Lucu ya? Dia selalu menceramahi tentang kisah cintaku, tapi dia sendiri tidak punya pengalaman yang nyata. Pasti kalian juga punya teman seperti itu kan?
"La? Kok melamun?" lambaian tangan dan suara kak Kion menyadarkanku. Sepertinya sedari tadi aku melamun hingga tak sadar sudah sampai di tempat tujuan. Aku melayangkan tawa canggungku pada kak Kion sembari melepaskan sabuk pengaman.
"Yakin kamu nggak papa, La?" tanya kak Kion khawatir. Aku menjawab tak apa dan segera keluar dari mobil, diikuti oleh kak Kion. Kami melangkah berdampingan menuju teater.

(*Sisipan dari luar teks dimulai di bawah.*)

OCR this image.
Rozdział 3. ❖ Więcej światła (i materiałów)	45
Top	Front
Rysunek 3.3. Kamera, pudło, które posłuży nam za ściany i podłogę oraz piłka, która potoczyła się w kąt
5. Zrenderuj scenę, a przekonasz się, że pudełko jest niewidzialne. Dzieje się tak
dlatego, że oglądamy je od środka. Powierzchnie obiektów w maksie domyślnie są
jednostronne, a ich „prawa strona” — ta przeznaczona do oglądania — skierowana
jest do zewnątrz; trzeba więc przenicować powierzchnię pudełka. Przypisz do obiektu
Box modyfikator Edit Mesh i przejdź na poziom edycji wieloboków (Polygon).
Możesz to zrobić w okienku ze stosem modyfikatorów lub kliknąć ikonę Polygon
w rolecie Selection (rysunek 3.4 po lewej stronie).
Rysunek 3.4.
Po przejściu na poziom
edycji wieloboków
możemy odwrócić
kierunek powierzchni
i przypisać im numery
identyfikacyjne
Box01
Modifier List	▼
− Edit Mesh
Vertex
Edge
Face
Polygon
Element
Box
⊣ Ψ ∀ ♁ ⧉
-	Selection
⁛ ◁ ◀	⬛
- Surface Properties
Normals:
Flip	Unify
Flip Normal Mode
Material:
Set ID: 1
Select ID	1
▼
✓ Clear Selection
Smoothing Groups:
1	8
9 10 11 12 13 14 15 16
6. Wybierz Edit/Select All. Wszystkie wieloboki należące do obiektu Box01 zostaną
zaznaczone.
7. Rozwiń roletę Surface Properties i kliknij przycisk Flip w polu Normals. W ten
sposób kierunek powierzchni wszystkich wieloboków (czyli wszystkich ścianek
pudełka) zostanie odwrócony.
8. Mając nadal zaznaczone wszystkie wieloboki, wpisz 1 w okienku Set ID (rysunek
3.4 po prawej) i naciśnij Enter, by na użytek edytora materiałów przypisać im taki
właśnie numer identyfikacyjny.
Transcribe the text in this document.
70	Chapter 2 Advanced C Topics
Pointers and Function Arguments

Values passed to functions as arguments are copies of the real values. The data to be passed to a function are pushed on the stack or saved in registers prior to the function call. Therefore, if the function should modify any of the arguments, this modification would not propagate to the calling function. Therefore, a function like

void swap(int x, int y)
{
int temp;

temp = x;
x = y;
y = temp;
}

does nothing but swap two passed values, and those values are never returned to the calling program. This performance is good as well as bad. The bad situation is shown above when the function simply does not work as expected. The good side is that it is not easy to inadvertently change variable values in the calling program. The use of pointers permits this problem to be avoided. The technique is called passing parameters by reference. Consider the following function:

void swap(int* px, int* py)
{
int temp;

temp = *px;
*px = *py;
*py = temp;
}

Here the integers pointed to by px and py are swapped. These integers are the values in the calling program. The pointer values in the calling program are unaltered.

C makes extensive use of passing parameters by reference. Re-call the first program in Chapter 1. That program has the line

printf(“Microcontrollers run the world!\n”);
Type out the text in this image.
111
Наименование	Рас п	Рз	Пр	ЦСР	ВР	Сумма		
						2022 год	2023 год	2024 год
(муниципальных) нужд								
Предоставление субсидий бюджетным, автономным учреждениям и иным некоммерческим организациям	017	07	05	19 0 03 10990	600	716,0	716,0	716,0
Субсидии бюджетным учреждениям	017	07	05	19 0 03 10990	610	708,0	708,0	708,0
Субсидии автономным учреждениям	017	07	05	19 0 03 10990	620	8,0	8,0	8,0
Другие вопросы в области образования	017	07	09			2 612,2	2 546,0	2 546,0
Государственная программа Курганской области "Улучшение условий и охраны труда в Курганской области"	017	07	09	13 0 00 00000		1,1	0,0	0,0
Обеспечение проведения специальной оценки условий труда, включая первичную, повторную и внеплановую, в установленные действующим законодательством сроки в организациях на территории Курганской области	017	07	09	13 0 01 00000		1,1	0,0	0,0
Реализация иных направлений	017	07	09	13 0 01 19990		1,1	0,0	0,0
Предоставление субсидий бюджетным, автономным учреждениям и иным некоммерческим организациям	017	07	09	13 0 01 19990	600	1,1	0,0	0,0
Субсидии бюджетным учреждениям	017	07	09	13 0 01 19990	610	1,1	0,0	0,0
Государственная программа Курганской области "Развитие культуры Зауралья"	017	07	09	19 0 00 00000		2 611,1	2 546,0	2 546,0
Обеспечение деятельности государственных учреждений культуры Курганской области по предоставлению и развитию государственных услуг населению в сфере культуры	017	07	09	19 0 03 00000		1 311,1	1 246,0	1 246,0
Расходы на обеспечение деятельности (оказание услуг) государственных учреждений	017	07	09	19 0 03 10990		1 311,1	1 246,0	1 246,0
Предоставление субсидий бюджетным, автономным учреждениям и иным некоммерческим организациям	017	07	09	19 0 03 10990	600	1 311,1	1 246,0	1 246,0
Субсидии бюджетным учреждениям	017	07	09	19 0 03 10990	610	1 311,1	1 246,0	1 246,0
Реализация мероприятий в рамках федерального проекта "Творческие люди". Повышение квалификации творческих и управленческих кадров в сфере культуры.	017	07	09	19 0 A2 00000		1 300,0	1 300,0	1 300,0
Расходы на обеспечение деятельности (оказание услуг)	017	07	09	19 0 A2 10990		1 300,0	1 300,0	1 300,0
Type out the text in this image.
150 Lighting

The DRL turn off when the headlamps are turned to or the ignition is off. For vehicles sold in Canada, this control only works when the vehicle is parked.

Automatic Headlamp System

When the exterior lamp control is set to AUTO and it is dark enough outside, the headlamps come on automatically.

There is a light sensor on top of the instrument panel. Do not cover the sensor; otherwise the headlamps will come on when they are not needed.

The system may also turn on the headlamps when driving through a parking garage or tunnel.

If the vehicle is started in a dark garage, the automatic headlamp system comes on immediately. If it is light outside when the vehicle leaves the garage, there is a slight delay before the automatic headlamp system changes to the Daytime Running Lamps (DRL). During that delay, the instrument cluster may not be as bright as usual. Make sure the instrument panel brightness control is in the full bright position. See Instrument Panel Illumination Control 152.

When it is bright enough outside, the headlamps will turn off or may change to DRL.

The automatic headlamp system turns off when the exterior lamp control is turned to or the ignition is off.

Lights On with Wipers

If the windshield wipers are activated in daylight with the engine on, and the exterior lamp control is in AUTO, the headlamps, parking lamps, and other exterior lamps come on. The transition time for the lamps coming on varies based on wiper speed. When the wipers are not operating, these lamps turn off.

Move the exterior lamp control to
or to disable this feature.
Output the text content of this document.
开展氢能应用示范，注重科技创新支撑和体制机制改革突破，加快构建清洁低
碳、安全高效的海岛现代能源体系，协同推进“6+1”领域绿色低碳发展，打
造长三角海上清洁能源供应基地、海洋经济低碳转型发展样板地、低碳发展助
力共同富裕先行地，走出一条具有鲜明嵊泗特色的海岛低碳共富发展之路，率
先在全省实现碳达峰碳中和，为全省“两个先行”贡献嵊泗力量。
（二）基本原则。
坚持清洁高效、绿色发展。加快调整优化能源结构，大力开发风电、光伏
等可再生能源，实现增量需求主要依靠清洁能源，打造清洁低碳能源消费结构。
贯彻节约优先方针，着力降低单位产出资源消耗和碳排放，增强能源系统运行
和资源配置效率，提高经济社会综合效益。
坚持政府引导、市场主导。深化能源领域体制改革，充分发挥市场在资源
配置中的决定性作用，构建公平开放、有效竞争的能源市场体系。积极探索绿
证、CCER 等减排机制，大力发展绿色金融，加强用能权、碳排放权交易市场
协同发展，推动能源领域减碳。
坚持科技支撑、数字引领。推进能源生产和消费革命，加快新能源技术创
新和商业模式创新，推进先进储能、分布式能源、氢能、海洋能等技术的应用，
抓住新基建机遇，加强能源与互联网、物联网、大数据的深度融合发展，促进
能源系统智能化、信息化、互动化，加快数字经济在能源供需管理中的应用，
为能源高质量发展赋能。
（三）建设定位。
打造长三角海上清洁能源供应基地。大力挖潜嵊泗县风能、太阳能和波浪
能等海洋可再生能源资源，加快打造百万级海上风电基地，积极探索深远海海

Aku menghentikan langkahku di depan poster film yang ditayangkan hari ini, memilih film yang akan ditonton. Aku berpikir sejenak. Aku bingung antara memilih film romantis atau komedi.
"Pilih film ini aja, genrenya romance-comedy," usul kak Kion sembari menunjuk sebuah poster didepanku. Tanpa pikir panjang aku mengiyakan usulnya dan segera menemaninya pergi menuju konter tiket.
"Nala?" aku memalingkan kepalaku ketika mendengar seseorang memanggil namaku. Tapi aku segera menyesalinya ketika melihat Leo berada dihadapanku bersama Rin yang memegang lengannya dengan mesra.